Rochelle Rochon says
I accidentally left the dough out overnight to rise instead of in the fridge. Do I need to start over or can this be saved?
thediligenthomemaker says
It should be fine, especially if it isn’t too warm in your house! If the dough is very tacky and un-shapable, it’s probably a little over-fermented. If I end up with an over-fermented dough, I just spread it out over a parchment lined baking sheet, drizzle it with olive oil and rosemary, and bake it at 375 for about 15 minutes. Still delicious!
Sonja says
Looks yummy! Does the sourdough discard work as well or is it an active sourdough starter that you have used?
thediligenthomemaker says
I’ve used both, and it works out fine either way!
Shelley Gudger says
I made these and they are awesome! I was wondering if I could use this dough in a pullman loaf pan?
Thank you!
Shelley
thediligenthomemaker says
I’ve never tried it, but I have had some success using this dough for uses other than hamburger buns. Let me know if you give it a try!
Brittni says
Can I not let it ferment for 6-12 hours/ over night and back in the afternoon???
thediligenthomemaker says
You can definitely do that, although the dough will be a little harder to work with at room temperature! You may need to use a little extra flour when shaping the hamburger buns.
Marrisa says
If I don’t have honey, can I use sugar? If so, what would the measurement for that be? Grams or other measurement lol
thediligenthomemaker says
Sugar is fine! 20g of white sugar or about 2 Tbsp. Honey helps keep the buns from drying out, so just make sure to use the buns in a day or two, or freeze for later.
Julie Miller says
I made these and they turned out great! I skipped the fridge and just had the dough out all night (summer here nearly in Southern Florida). They were tough to knead but hand because the dough was super wet and sticky. But all-in-all, these were simple and are good. I wish I could submit a photo on Pinterest but the comments are turned off. Thank you.
Melissa D Sheldon says
Do you happen to have the gram weight of each bun. That would help😊 thank you
Brenda says
I used a scale and followed the recipe exactly using King Arthur all purpose flour.
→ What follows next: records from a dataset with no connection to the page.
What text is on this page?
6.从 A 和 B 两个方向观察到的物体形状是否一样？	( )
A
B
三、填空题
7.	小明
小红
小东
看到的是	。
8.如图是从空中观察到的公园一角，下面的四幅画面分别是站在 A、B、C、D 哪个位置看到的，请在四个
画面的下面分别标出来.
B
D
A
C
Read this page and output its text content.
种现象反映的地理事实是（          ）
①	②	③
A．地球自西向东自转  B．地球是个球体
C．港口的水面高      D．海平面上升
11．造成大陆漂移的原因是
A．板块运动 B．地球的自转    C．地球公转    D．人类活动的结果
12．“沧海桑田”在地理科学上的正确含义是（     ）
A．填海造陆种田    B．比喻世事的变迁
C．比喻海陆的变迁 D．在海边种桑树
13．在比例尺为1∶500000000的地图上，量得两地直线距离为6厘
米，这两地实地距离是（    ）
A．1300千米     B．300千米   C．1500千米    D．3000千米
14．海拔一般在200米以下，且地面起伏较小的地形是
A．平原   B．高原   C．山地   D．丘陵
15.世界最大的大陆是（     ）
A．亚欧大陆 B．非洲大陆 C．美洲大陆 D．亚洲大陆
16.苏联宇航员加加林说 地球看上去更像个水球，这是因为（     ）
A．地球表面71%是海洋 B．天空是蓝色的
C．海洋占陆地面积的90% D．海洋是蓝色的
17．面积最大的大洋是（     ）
The dough sat on the counter 5 hours and in the fridge for 10 hours. This dough is way to tacky to work with! I had to flour my countertop and hands just to be able to shape them. I also greased the parchment paper as they were so sticky. The buns did not hold their shape and expanded outward, not upward and are golden discs instead of buns. The texture and flavor of the baked bun are good. Mine only needed 15 minutes of bake time. If I make this again I would increase the amount of flour. I would also make this into at least 12 buns as they are quite large and I personally would omit the egg wash.
Jen says
I made these buns the other day and they were gobbled up quickly! They tasted amazing and had a really great texture. Can’t wait to make more!
Kelly says
In what world is 2 TBSP 30g of oil. Check your measurements this was so disappointing
Dana says
I made these, followed the directions to a T and they came out flat and dense 😭 is this over proved?
thediligenthomemaker says
I’m sorry to hear that! It’s likely that they were over-proofed or under-proofed.
Meg says
Mine came out too wet. I do keep a very hydrated -batter consistency starter. What can I do to make sure they come out more dough than the runny sticky batter they came out to be for me? I do utilize a scale
thediligenthomemaker says
I have had this happen when my starter is unusually wet. If it seems too sticky, just add about 1/2 cup extra all purpose flour.